Baldomero sabía que aún más difícil que ser recordado -Florencia lo había borrado de su memoria como una partícula de grafito-, era hacerse olvidar. Repentinamente su firma había adquirido una importancia inusitada. Más allá de toda duda razonable, Florencia había sido su última mujer. Ya ninguna otra lo miraría siquiera coyunturalmente con el misterio de la atracción. Lo aguardaba un páramo interminable. Pero no quería incluir en ese desierto un vaso de vergüenza.
En una muesca insólita del destino, al responder por primera vez en décadas el sonido inesperado del timbre de su casa, ese domingo inerte previo a la debacle, era Florencia. Sonreía, se había maquillado como la única vez en que intentó conquistarlo -todas las demás iba de suyo que Baldomero ardía por ella-. Volvió a usar aquel escote que lo enloquecía.
-¿Qué pasa? -preguntó Baldomero.
-Quisiera que nos despidiéramos -declaró Florencia-. Ahora que estás sano.
Baldomero la miró demudado, pero no menos soliviantado.
-Te quedaba horrible el amarillo -lo lapidó, sin borrar de su rostro el gesto lascivo.
Baldomero ya sucumbía, cuando ella sacó el papel de su miriñaque. Se había vestido de dama antigua. Era el formulario de defunción de las Matemáticas.
-No firmaré -se escuchó susurrar Baldomero. Pero su cuerpo decía otra cosa, pensó de sí mismo, detestando la vulgaridad de la expresión.
Sonó el teléfono, como una soga arrojada por Dios, y Baldomero atendió. Nunca lo hubiera hecho de no haber aparecido aquel formulario ente los dos.
Era Pinker, el único alumno cariacontecido de aquel viernes, incapaz de aprender los mínimos rudimentos, que se la llevaba sin escalas a marzo, si hubiera seguido existiendo.
-Profesor -se explayó Pinker-, necesito… si me puede recomendar con quién resolver lo de la raíz cuadrada.
Baldomero no dedujo por qué ese nudo le cerraba la garganta. Respondió con dificultad.
-No hace falta, Pinker. No hay exámenes. Se abolió la materia.
-Sí, sí -aceptó Pinker- Pero no quería terminar el año sin aprender al menos eso.

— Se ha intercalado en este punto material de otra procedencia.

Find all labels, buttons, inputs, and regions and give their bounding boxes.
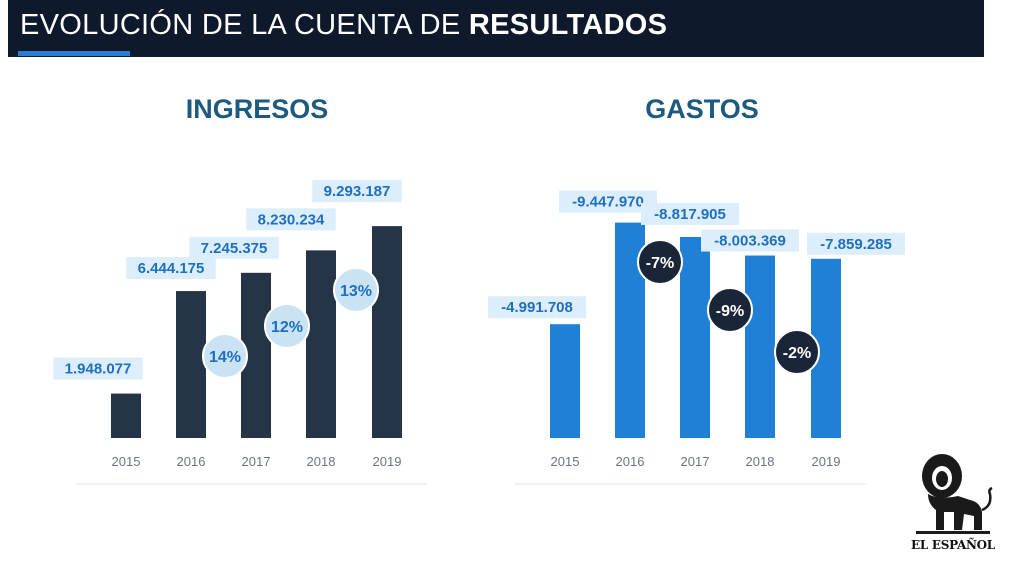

En algún momento las máquinas pueden fallar. Se corta la luz. Yo no soy rico, profesor: de algo hay que vivir.
Baldomero sostuvo el teléfono contra su pecho, mirando a Florencia. Estaba a punto de cortar y aceptar el manto de piedad, la única demostrada en su año y medio de relación, que le tendía su ex (si podía llamarla así). Pero regresó a la conversación con el alumno:
-Hay un bar al lado del colegio. Se llama Rantanplan. Le ruego si puede concurrir con su padre. Me gustaría no solo transmitirle lo esencial, sino también ejercicios para que puedan practicar juntos.
-¿Ahora?- preguntó Pinker.
-En media hora. ¿Puede su padre?
-Mi padre puede -asintió Pinker.
Tras cortar, se dirigió a Florencia, lívida.
-Por favor regalame tu ausencia a mi vuelta. El único derecho de un hombre débil es a ser abandonado: no me lo niegues.
Se fue dejando la puerta de su casa abierta.